Posted by Weihao Zeng on October 17, 2021

Gradient Accumulation

https://towardsdatascience.com/gradient-accumulation-overcoming-memory-constraints-in-deep-learning-36d411252d01

完整题目:Gradient Accumulation: Overcoming Memory Constraints in Deep Learning

Gradient Descent

在使用梯度下降更新模型时,一般情况下,不是在全部数据集上计算损失函数和最终梯度,而是在更小的batch上计算。当面对OOM的问题时,有时会采用减小batch size的方法,但如果batch size过小时计算出的损失和梯度无法反映整个数据集。因此会导致模型收敛变慢,甚至完全不收敛。

Gradient Accumulation

gradient accumulation的思想非常简单。在每个mini-batch计算梯度后,并不立刻更新模型。而是在连续的mini-batch下累计梯度,在特定数目的batch后更新模型参数。

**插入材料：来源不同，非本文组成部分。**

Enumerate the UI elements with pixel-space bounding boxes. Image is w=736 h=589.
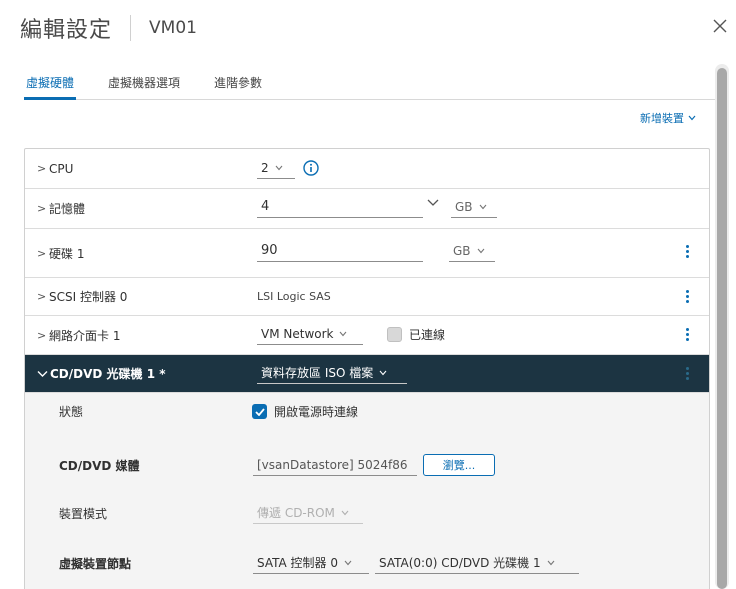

Example: If you run a gradient accumulation with steps of 5 and batch size of 4 images, it serves almost the same purpose of running with a batch size of 20 images.

Implementation(PyTorch)

gradient accumulation的PyTorch实现如下

1
2
3
4
5
6
7
8
9
10
11
model.zero_grad()                                   # Reset gradients tensors
for i, (inputs, labels) in enumerate(training_set):
    predictions = model(inputs)                     # Forward pass
    loss = loss_function(predictions, labels)       # Compute loss function
    loss = loss / accumulation_steps                # Normalize our loss (if averaged)
    loss.backward()                                 # Backward pass
    if (i+1) % accumulation_steps == 0:             # Wait for several backward steps
        optimizer.step()                            # Now we can do an optimizer step
        model.zero_grad()                           # Reset gradients tensors
        if (i+1) % evaluation_steps == 0:           # Evaluate the model when we...
            evaluate_model()                        # ...have no gradients accumulated

optimizer.step()用来更新accumulation_steps个batches的参数;同时,model.zero_grad()用来重置累积的梯度。